The going is likely to only get tougher for cash-starved real estate majors, with their current outstanding debt crossing Rs 1,20,000 crore against Rs 88,000 crore last fiscal year, an increase of 36%. Banks have decided to go slow on lending to the realty sector.
“It is a cause for concern for real estate majors with banks shying away from lending to the sector, especially in the wake of the new land acquisition bill,” a senior executive with a real estate firm told HT.
This has also led to a delay in the completion of housing projects in several parts of India. The alleged involvement of real estate companies such as Unitech and DB Realty in the 2G spectrum scam has also aggravated the problem.

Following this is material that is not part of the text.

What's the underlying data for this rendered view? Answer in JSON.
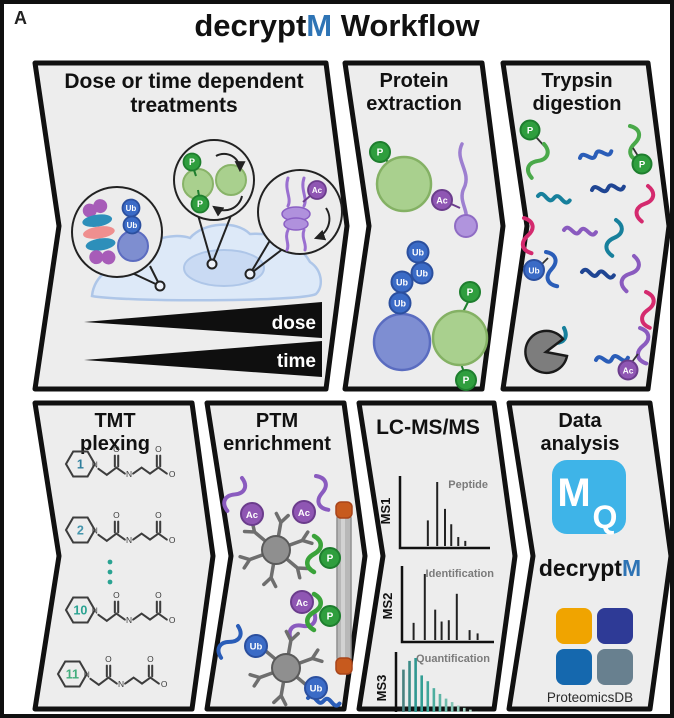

With banks deciding to go slow in financing real estate majors, the latter are resorting to private equity investors for money to pay back the burgeoning debt portfolios.
“Banks are very cautious while lending to real estate majors, we are not very keen on this sector especially now that the level of bad assets has shown a significant rise,” chairman of a public sector bank told HT on the condition of anonymity. The level could see a further rise due to non repayment from this sector, he said.
The Reserve Bank of India has also shown its discomfort with banks opening their purses to real estate majors.
The central bank has been revising regulatory guidelines relating to lending to the real estate sector from time-to-time to ensure that there is no fraud or default in the sector.